China Daily Brief Editorial
Strategic Insight
China Daily Brief

The Chinese mainland equity markets staged a significant recovery on March 25, with major benchmarks reclaiming psychological strongholds. The Shanghai Composite Index surged past the 3,900-point mark, while the tech-heavy ChiNext Index stabilized above 3,300, underpinned by a massive 2.18 trillion RMB trading volume. This broad-based rally saw over 4,800 stocks advancing, signaling a return of investor appetite following recent periods of volatility.

The primary catalyst for the day’s momentum was an extraordinary surge in artificial intelligence infrastructure demand. The National Data Bureau revealed that daily token usage for AI models in China has skyrocketed from 100 billion at the start of 2024 to over 140 trillion this month. This thousand-fold increase in digital activity has shifted market focus toward the physical backbone of AI: computing power and the massive electrical grids required to sustain it.

Energy stocks became the unlikely stars of this high-tech rally, driven by the concept of 'Compute-Power Coordination' now embedded in official government work reports. Investors are increasingly betting on the synergy between green energy and data centers, anticipating that the expansion of AI will necessitate a massive build-out of wind and solar capacity. Major brokerage Citic Securities projects that this dual demand for green fuels and computing power could drive nearly 465GW of new wind power demand by 2030.

In the telecommunications sector, breakthrough achievements in optical fiber transmission provided further tailwinds. Chinese researchers successfully recorded a 2.5 petabits-per-second real-time transmission capacity, reinforcing China’s competitive stance in global communication infrastructure. This technological milestone, coupled with news of SK Hynix’s $10 billion fundraising plan for AI-related semiconductor clusters, catalyzed significant gains in CPO (Co-packaged Optics) and chip-making equipment stocks.
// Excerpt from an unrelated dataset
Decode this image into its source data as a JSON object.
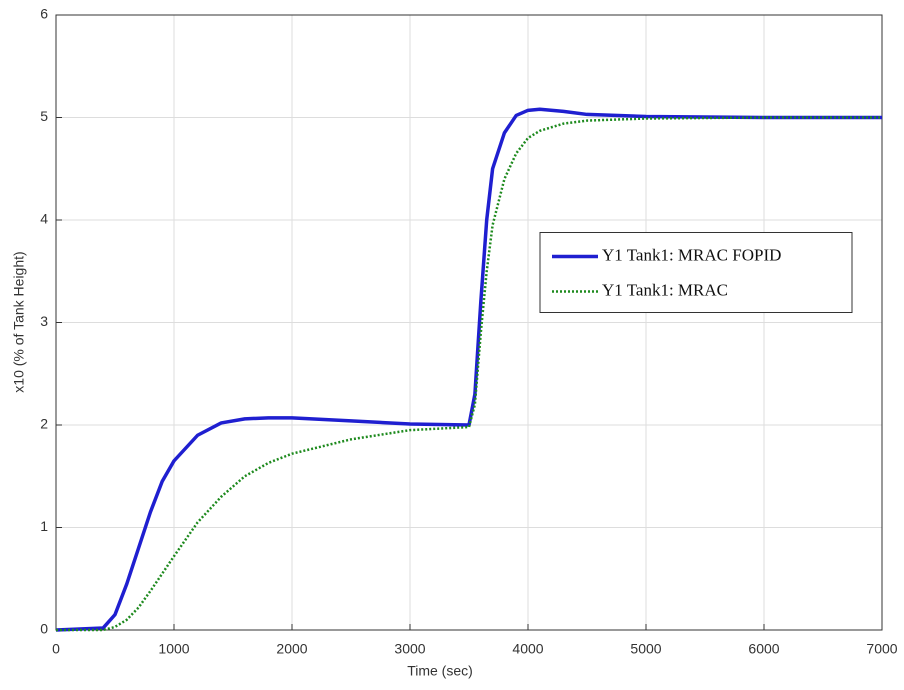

Conversely, traditional energy and fossil fuel sectors faced downward pressure as geopolitical rumors hinted at a potential breakthrough in Middle Eastern ceasefire negotiations. Oil and gas stocks retreated as global supply risks appeared to soften, while the coal and photovoltaic equipment sectors lagged behind the broader market surge. This rotation suggests a tactical shift from defensive 'old energy' positions toward the high-growth 'new infrastructure' sectors defined by the AI revolution.

Leading financial institutions like CICC and Guosen Securities maintain that the current market valuation represents a medium-term low, offering a strategic entry point for long-term investors. While short-term volatility remains a factor, the underlying logic of China’s economic transition toward advanced manufacturing and AI remains intact. The consensus among top-tier analysts is that the recent correction has effectively flushed out excessive risk, leaving the market ripe for a 'steady progress' trajectory focused on structural upgrades.